Efectos medio ambientales del uso del bromo

El uso del bromo y sus efectos sobre la salud y el medio ambiente

El bromo es un elemento químico que se utiliza mucho en la industria. Una gran variedad de bromuros inorgánicos es de uso industrial, aunque los orgánicos tienen una aplicación más variada y amplia. Junto a muchos de sus compuestos, el bromo se utiliza para desinfectar el agua potable. Algunos de estos compuestos se prefieren a sus homólogos a base de cloro, pues los residuos de estos últimos persisten durante más tiempo en el medio ambiente. Otros compuestos químicos del bromo se utilizan en las fábricas en diversos procesos de fabricación como la fabricación de colorantes.

Efectos medioambientales del uso del bromo
Aunque el bromo es un elemento que se da de manera natural en el medio ambiente, el ser humano lleva muchos años introduciendo en la naturaleza bromuros orgánicos que no son naturales y que pueden causar graves daños al medio ambiente y a la salud humana.

Debido a sus efectos perjudiciales sobre los microorganismos, a menudo se utilizan como agentes desinfectantes.
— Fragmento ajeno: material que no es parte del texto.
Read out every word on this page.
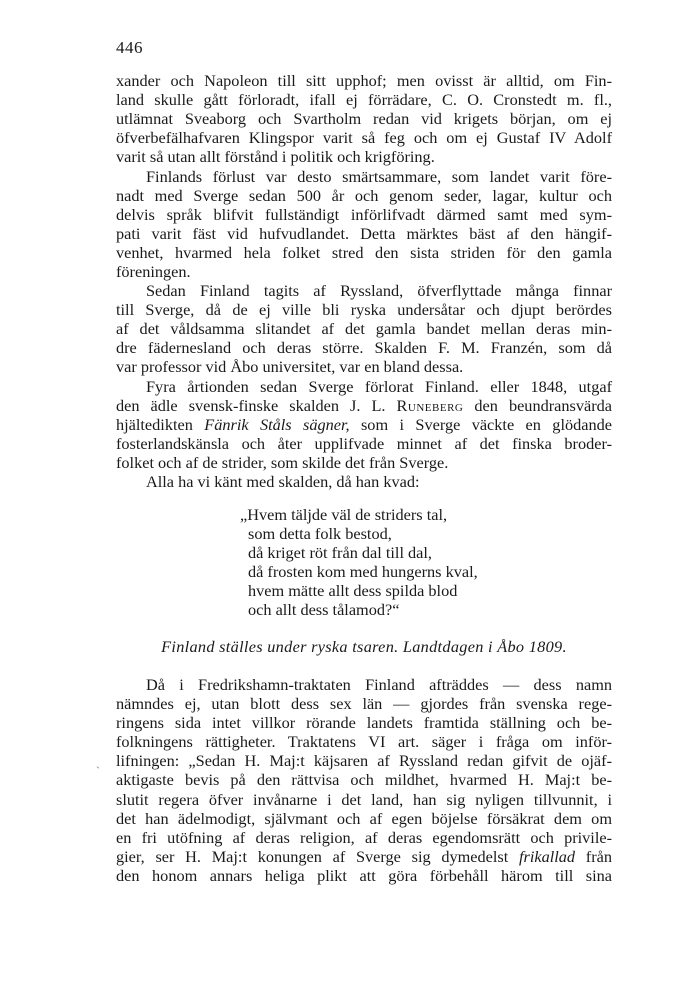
446
xander och Napoleon till sitt upphof; men ovisst är alltid, om Fin-
land skulle gått förloradt, ifall ej förrädare, C. O. Cronstedt m. fl.,
utlämnat Sveaborg och Svartholm redan vid krigets början, om ej
öfverbefälhafvaren Klingspor varit så feg och om ej Gustaf IV Adolf
varit så utan allt förstånd i politik och krigföring.
Finlands förlust var desto smärtsammare, som landet varit före-
nadt med Sverge sedan 500 år och genom seder, lagar, kultur och
delvis språk blifvit fullständigt införlifvadt därmed samt med sym-
pati varit fäst vid hufvudlandet. Detta märktes bäst af den hängif-
venhet, hvarmed hela folket stred den sista striden för den gamla
föreningen.
Sedan Finland tagits af Ryssland, öfverflyttade många finnar
till Sverge, då de ej ville bli ryska undersåtar och djupt berördes
af det våldsamma slitandet af det gamla bandet mellan deras min-
dre fädernesland och deras större. Skalden F. M. Franzén, som då
var professor vid Åbo universitet, var en bland dessa.
Fyra årtionden sedan Sverge förlorat Finland. eller 1848, utgaf
den ädle svensk-finske skalden J. L. Runeberg den beundransvärda
hjältedikten Fänrik Ståls sägner, som i Sverge väckte en glödande
fosterlandskänsla och åter upplifvade minnet af det finska broder-
folket och af de strider, som skilde det från Sverge.
Alla ha vi känt med skalden, då han kvad:
„Hvem täljde väl de striders tal,
som detta folk bestod,
då kriget röt från dal till dal,
då frosten kom med hungerns kval,
hvem mätte allt dess spilda blod
och allt dess tålamod?“
Finland ställes under ryska tsaren. Landtdagen i Åbo 1809.
Då i Fredrikshamn-traktaten Finland afträddes — dess namn
nämndes ej, utan blott dess sex län — gjordes från svenska rege-
ringens sida intet villkor rörande landets framtida ställning och be-
folkningens rättigheter. Traktatens VI art. säger i fråga om inför-
lifningen: „Sedan H. Maj:t käjsaren af Ryssland redan gifvit de ojäf-
aktigaste bevis på den rättvisa och mildhet, hvarmed H. Maj:t be-
slutit regera öfver invånarne i det land, han sig nyligen tillvunnit, i
det han ädelmodigt, självmant och af egen böjelse försäkrat dem om
en fri utöfning af deras religion, af deras egendomsrätt och privile-
gier, ser H. Maj:t konungen af Sverge sig dymedelst frikallad från
den honom annars heliga plikt att göra förbehåll härom till sina
`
Al utilizarlos en campos de cultivo pueden acabar llegando con facilidad hasta las aguas, donde resultan perjudiciales para peces, langostas o algas.

Estos bromuros orgánicos tienen también efectos perjudiciales en los mamíferos, sobre todo cuando se han acumulado en los cuerpos de sus presas, pudiendo producir daños nerviosos y daños en el ADN, aumentando sus probabilidades de desarrollar cáncer.

Como ya ha ocurrido en el pasado, los bromuros orgánicos pueden acabar en la comida del ganado, produciendo daños en el hígado, pérdida de visión, disminución de la producción de leche, esterilidad, disminución del crecimiento, reducción de la inmunidad y malformaciones fetales.

Efectos del uso del bromo sobre la salud humana
Las personas pueden llegar a absorber bromuros orgánicos con la comida, durante la respiración y a través de la piel. El uso del bromo es muy habitual en los sprays para matar insectos, pero no solo son venenosos para los insectos, sino también para otros animales de mayor tamaño y en muchos casos también para los humanos, pudiendo afectar el sistema nervioso y la glándula tiroide. También puede contribuir al daño de órganos como el hígado, los riñones, los testículos y los pulmones.